Farmland is among the best income-generating assets for several reasons — for one, farmland does not experience the same level of volatility, unlike many investment types.
Farmland also has a low correlation with the stock market because it provides a necessary resource: food. For this reason, the demand for farmland has been relatively consistent throughout history.
Investors interested in benefiting from this asset can take one of two approaches: they can either buy land directly and lease it to a farming company (which will require research to ensure the land is in the right place and that it has a consistent renter) or they can invest in a REIT (or crowdsourcing platform) that focuses on farming and farmland.
Keep in mind that you'll want to research these companies before you invest in them, as there may be fees associated that could undermine your income potential.
#9 Syndicated mortgages
A syndicated mortgage is a real estate-secured loan that is owned by multiple parties.
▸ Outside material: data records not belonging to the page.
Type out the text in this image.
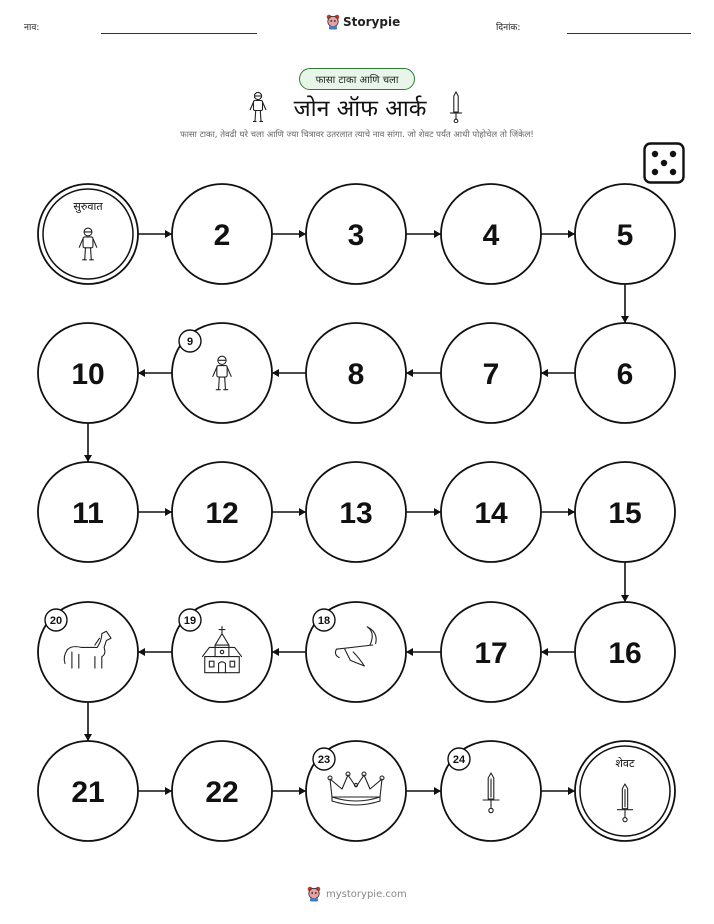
नाव:	Storypie	दिनांक:
फासा टाका आणि चला
जोन ऑफ आर्क
फासा टाका, तेवढी घरे चला आणि ज्या चित्रावर उतरलात त्याचे नाव सांगा. जो शेवट पर्यंत आधी पोहोचेल तो जिंकेल!
सुरुवात
2	3	4	5
6
7
8
9
10
11	12	13	14	15
16
17
18
19
20
21	22
23	24	शेवट
mystorypie.com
For example, a group of 10 people might pool $50,000 each and create a $500,000 loan. As with other mortgage loans, the lender(s) profit through fees and interest payments.
Mortgage syndicates are often managed by an administrator, who makes decisions on behalf of the group. Investors’ voting powers are generally based on how much capital they contributed to the deal.
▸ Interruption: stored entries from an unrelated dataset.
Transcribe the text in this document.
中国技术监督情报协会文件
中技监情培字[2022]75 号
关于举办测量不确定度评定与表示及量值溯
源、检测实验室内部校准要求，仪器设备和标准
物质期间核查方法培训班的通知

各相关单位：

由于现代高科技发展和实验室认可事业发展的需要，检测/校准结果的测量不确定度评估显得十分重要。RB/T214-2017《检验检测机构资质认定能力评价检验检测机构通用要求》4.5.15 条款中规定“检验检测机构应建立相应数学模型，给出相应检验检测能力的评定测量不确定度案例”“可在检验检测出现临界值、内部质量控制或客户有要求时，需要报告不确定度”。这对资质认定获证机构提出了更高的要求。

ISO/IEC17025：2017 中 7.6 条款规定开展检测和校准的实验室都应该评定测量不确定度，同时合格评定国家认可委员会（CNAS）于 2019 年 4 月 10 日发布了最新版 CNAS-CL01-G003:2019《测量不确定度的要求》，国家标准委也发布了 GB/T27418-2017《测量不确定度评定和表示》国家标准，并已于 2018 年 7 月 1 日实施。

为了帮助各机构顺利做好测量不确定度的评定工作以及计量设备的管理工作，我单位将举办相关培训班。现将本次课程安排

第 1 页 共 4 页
Though syndicated mortgages have grown in popularity as investors seek property-backed income-producing assets, there is some controversy about them — retail buyers are often led to believe that they’re low-risk deals, but depending on the opportunity, syndicated mortgages might be in second or third position, thus reducing security. The risk profile of a syndicated mortgage should be assessed on a case-by-case basis.
#10 Dividend stocks
Dividend stocks are publicly-traded companies that regularly distribute their profits and earnings to investors.
Most dividend stocks pay quarterly. However, there are also hundreds of publicly traded companies that do so on a monthly basis.
Dividend-oriented buyers often use a strategy known as “dividend growth investing” — this concept involves acquiring stocks that not only pay dividends but that have a long history of raising their payments.
The ability to regularly raise dividend payments can be indicative of financial health. It’s also a way to increase your passive income without having to invest more.
Dividends are not a guaranteed success, though — it's possible for a company to reduce or even cease dividend payments. They can also depreciate in price, just like any stock.
Which are the best assets to invest in?
As you familiarize yourself with the various income-generating assets on the market, you may be questioning which options are actually the best assets to invest in.
The answer will depend on several factors, including initial capital, timeframe, preferred level of involvement, and risk tolerance.
There will often be tradeoffs when selecting an income-generating asset to invest in — for example, while higher interest rates represent the opportunity to grow your money through a CD, there may be a period of time where you cannot access those funds.
On the other hand, individual stocks can yield great results when managed correctly, but they involve more risk. Therefore, with any investment decision, it is important to weigh the pros and cons of each opportunity to ensure you get the results you are looking for.
Among the top income-generating assets, you may notice a trend: many opportunities will depend on the regulation of interest rates or your ability to predict stocks and business performance.
No matter where you are in life, you can start building wealth by investing in income-producing assets.
There are numerous examples of income-generating assets that investors can choose from to yield profitable returns — with enough dedication and by choosing the right income-producing assets, anyone can get closer to their goal of financial freedom.